FTSE resilient despite Greek deal fears
The FTSE 100 proved resilient this morning as strong corporate results shored up the index despite falls on other markets across the globe.
European shares overall steadied after two straight days of losses as investors braced for news on whether Greece would succeed in restructuring its huge debt pile.
The Greek bond swap deal must be agreed by the end of tomorrow. If fewer than 75 per cent of creditors accept the offer, the deal could be off, potentially plunging the Eurozone back into crisis.
Gloomy economic data also cast a shadow as Australia reported economic output in the last quarter of 2011 that was way below expectations, adding to concerns about a slowdown in China with the release of key US jobs data due at the end of the week beginning to loom large.
The three main US equity indexes recorded their biggest one-day percentage drop this year yesterday, while a key risk measure, the CBOE Volatility index (VIX) jumped nearly 16 per cent, reflecting a drop in appetite for riskier assets.
But the FTSE 100 opened on the front foot with insurer Admiral jumping by more than 11 per cent after reporting strong results, fuelled by an upturn in its UK sales.
Oil services company Petrofac was up 1.6 per cent after yesterday reporting a profit jump in 2011.
BAE Systems nudged up by 2.2 per cent after being awarded new contracts while engineer IMI also gained more than two per cent.
Also in the ascendancy was miner Eurasian, up 1.4 per cent.

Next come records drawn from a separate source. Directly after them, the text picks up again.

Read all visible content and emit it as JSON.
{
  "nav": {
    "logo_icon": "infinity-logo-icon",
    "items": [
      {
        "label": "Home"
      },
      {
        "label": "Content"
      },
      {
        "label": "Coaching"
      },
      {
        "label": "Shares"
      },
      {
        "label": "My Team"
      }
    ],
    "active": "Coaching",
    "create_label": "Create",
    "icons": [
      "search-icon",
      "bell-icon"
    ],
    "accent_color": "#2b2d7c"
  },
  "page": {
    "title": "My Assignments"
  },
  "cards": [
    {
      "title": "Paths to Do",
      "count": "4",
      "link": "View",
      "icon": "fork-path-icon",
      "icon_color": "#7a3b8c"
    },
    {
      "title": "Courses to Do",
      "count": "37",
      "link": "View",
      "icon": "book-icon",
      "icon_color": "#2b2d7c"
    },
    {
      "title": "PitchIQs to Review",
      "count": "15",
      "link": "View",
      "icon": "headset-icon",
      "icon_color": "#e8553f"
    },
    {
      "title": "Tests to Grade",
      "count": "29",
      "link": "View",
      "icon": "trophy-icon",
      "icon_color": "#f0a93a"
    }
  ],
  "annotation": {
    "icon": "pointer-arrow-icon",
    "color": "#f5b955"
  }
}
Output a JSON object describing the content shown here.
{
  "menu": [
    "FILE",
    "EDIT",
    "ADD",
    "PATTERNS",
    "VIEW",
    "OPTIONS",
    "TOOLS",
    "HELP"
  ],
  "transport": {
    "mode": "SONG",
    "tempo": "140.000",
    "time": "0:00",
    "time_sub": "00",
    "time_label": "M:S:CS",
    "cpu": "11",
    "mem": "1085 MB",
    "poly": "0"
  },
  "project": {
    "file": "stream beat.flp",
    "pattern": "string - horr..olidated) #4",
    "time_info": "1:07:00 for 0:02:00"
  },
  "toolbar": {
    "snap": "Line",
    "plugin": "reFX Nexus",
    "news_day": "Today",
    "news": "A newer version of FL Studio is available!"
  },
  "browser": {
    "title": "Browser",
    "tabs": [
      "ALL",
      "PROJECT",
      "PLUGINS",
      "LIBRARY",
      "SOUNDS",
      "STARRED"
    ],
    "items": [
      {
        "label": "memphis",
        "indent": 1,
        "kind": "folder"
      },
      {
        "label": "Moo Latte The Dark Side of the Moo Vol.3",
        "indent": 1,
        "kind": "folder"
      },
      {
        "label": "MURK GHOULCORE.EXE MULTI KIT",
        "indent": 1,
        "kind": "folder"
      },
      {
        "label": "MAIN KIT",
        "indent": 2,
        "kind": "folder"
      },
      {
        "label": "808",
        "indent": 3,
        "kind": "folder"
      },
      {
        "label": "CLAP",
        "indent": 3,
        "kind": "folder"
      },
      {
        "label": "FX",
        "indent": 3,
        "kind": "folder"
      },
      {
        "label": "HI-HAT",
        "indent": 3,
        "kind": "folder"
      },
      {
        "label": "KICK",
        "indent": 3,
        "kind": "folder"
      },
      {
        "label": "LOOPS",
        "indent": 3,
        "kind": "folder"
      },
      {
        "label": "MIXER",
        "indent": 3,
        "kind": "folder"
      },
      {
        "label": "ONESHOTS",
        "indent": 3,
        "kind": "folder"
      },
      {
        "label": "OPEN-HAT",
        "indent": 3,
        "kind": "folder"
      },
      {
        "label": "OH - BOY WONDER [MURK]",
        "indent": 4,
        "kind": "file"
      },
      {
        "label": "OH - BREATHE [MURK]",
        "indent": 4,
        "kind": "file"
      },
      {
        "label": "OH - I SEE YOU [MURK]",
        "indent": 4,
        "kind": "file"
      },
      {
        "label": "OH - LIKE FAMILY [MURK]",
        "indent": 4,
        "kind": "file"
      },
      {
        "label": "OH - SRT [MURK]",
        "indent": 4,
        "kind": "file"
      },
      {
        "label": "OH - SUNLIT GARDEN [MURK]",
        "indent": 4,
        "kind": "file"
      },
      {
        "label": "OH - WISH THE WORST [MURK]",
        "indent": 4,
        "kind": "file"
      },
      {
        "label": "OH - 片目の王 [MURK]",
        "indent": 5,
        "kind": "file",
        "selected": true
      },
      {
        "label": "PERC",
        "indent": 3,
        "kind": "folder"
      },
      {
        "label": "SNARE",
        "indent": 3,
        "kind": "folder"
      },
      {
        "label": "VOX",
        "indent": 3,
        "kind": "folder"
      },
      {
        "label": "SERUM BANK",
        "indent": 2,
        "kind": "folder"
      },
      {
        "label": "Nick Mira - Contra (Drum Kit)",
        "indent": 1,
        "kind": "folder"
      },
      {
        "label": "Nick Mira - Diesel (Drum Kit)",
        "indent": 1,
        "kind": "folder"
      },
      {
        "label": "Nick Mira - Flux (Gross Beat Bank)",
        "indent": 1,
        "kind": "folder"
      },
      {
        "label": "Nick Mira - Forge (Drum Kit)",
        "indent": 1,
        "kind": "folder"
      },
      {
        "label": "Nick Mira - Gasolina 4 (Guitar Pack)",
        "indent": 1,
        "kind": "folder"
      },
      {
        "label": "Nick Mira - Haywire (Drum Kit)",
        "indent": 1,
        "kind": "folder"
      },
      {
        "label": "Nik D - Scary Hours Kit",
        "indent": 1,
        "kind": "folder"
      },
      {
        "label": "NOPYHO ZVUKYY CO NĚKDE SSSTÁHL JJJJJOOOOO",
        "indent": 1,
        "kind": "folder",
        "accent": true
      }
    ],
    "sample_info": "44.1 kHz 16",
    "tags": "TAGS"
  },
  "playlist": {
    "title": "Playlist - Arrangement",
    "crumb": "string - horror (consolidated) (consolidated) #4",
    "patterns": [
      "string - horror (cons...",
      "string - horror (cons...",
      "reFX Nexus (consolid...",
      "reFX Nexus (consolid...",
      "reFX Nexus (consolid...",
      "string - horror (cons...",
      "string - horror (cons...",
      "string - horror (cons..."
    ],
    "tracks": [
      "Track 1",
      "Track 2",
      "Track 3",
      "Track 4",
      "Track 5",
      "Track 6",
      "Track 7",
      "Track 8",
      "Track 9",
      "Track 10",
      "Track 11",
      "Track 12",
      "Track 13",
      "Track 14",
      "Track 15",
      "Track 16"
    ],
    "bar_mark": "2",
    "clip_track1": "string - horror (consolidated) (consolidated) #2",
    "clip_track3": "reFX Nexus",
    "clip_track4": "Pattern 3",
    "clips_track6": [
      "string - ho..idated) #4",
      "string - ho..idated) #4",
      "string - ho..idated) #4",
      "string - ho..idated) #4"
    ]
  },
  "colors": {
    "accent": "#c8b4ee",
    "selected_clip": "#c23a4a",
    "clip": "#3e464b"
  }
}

In banking Lloyds was up 0.5 per cent and Barclays 0.2 per cent while RBS was flat.
Meanwhile HSBC said it had agreed to sell its general insurance businesses to French insurer AXA Group and Australia’s QBE Insurance Group for £581m.
Its shares edged up 0.8 per cent after the announcement.
On the down side British American Tobacco was off by 2.9 per cent making it the steepest faller on London’s blue chip index.
The drop followed a downgrade on its stock by Investec over fears that its strong run is about to slow.
Cairn Energy, which is facing falling out of the FTSE 100 in an upcoming review, was down by one per cent.
Outsourcer Serco dipped by 0.8 per cent and Shell 0.5 per cent.
In Asia the Nikkei closed down 0.6 per cent and the Hang Seng 0.8 per cent.
Attention will be on German industrial goods orders in January, due later, which are expected to increase 0.5 per cent after rising a more-than-expected 1.7 per cent in December.